Please mail or email the documents to me at the addresses listed below.

Debbie Wojciechowski, Victims' Specialist

Oregon Board of Parole and Post-Prison Supervision

2575 Center St NE, Suite 100, Salem, OR 97301-4621

Fax: 503-373-7558

Email: This email address is being protected from spambots. You need JavaScript enabled to view it.

The day Engweiler killed Erin; he gave her a life sentence that was not handed down by a Judge, but by his own hands. That very same day, he handed down a life sentence to Erin’s entire family and all who love her. A life sentence that he will continue to hurt us and drag us through hell. Which he has done for 24 years now.
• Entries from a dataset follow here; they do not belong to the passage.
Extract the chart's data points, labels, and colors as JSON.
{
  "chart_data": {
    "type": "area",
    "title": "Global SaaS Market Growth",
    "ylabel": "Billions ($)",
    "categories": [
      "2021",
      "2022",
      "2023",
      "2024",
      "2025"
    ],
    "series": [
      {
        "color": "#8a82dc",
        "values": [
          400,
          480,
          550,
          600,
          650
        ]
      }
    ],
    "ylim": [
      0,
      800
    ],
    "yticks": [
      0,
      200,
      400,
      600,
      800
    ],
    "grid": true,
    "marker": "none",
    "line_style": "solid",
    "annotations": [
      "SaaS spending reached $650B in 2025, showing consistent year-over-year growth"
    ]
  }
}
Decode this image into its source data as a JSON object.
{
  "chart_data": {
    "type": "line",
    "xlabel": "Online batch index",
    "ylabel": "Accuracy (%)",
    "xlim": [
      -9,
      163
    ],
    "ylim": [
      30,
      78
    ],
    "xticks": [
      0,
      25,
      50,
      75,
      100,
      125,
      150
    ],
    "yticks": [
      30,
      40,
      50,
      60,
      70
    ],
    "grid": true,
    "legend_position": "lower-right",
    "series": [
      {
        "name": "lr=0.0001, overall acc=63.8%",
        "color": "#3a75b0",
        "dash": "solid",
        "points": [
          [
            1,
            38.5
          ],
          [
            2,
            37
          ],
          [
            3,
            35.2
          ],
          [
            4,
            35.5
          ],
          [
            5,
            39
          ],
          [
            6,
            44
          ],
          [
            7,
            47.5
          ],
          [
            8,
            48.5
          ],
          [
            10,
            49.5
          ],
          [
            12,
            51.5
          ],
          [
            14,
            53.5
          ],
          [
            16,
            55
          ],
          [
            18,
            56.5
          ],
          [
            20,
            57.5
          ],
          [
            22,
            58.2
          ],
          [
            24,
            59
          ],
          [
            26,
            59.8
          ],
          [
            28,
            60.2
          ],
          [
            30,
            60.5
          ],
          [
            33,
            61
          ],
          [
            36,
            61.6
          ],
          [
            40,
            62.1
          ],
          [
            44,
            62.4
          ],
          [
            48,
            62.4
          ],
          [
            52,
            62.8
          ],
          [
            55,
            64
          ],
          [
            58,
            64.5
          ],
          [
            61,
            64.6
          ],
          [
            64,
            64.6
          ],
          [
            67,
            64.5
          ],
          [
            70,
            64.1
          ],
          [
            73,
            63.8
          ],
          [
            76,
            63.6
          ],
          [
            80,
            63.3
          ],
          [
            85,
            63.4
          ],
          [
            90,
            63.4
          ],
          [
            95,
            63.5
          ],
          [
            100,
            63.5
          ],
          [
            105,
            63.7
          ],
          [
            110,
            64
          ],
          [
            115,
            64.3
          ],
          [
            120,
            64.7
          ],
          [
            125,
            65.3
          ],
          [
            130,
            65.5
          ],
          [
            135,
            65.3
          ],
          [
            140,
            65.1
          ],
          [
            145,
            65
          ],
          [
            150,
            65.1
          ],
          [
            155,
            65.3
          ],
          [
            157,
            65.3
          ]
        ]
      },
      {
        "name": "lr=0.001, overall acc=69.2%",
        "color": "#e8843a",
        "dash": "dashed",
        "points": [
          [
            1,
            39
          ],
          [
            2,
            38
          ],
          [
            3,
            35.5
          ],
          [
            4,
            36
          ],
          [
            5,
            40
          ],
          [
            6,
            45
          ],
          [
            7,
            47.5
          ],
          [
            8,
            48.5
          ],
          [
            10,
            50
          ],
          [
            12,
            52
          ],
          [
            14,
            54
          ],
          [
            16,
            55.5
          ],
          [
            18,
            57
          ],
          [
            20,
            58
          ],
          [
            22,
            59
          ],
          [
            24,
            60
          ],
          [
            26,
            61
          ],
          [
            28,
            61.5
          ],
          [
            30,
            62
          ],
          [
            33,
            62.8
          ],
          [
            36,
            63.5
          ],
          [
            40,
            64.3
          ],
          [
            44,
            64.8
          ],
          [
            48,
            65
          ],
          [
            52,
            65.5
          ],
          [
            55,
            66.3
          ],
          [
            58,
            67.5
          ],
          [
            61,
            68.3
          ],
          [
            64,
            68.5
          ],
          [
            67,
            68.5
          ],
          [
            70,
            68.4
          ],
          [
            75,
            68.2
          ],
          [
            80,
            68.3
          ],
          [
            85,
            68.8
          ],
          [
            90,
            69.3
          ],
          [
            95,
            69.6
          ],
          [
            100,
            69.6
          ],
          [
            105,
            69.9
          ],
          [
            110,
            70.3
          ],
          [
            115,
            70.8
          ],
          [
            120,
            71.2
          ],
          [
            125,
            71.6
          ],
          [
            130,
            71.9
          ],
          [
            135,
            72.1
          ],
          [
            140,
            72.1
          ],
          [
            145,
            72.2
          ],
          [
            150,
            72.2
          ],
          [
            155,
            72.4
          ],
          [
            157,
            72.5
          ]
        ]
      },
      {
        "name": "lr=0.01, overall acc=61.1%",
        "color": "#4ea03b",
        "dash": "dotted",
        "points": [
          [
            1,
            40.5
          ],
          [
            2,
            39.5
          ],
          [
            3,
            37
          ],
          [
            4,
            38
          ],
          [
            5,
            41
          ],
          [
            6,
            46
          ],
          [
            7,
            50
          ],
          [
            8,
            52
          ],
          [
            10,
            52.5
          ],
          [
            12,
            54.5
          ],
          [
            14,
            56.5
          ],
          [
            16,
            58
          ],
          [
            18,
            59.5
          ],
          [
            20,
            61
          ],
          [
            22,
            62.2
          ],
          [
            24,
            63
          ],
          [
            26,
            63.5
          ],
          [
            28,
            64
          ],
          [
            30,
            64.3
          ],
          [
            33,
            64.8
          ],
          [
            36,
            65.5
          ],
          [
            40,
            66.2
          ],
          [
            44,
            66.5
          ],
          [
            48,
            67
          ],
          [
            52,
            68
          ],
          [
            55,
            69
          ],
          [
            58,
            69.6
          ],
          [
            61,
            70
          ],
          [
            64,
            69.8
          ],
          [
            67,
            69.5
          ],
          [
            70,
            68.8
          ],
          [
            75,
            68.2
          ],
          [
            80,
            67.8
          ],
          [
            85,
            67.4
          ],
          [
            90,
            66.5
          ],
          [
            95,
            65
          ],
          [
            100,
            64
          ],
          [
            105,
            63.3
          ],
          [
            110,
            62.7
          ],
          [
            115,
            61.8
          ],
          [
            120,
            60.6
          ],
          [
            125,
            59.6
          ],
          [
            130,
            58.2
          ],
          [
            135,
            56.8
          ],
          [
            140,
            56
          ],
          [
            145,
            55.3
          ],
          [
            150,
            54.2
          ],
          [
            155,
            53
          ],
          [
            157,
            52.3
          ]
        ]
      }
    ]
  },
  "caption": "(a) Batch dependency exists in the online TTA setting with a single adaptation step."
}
Thank you to each and every one of you who have read this letter. It was incredibly hard to write this, however, I feel the full story must be told. I urge you to share this letter with everyone and anyone you know, and ask them to do the same. Conrad Engweiler does NOT deserve to be released from prison. Not this year, not next year, not in 2018. He deserves to stay there for the rest of his natural life.

Please share this. The more letters the Parole Board receives in opposition of his release, the better chance we have at keeping him behind bars longer.

Letters to the Board of the Parole need to be received by the Oregon Board of Parole and Post Prison Supervision by May 6th at 5:00 PM.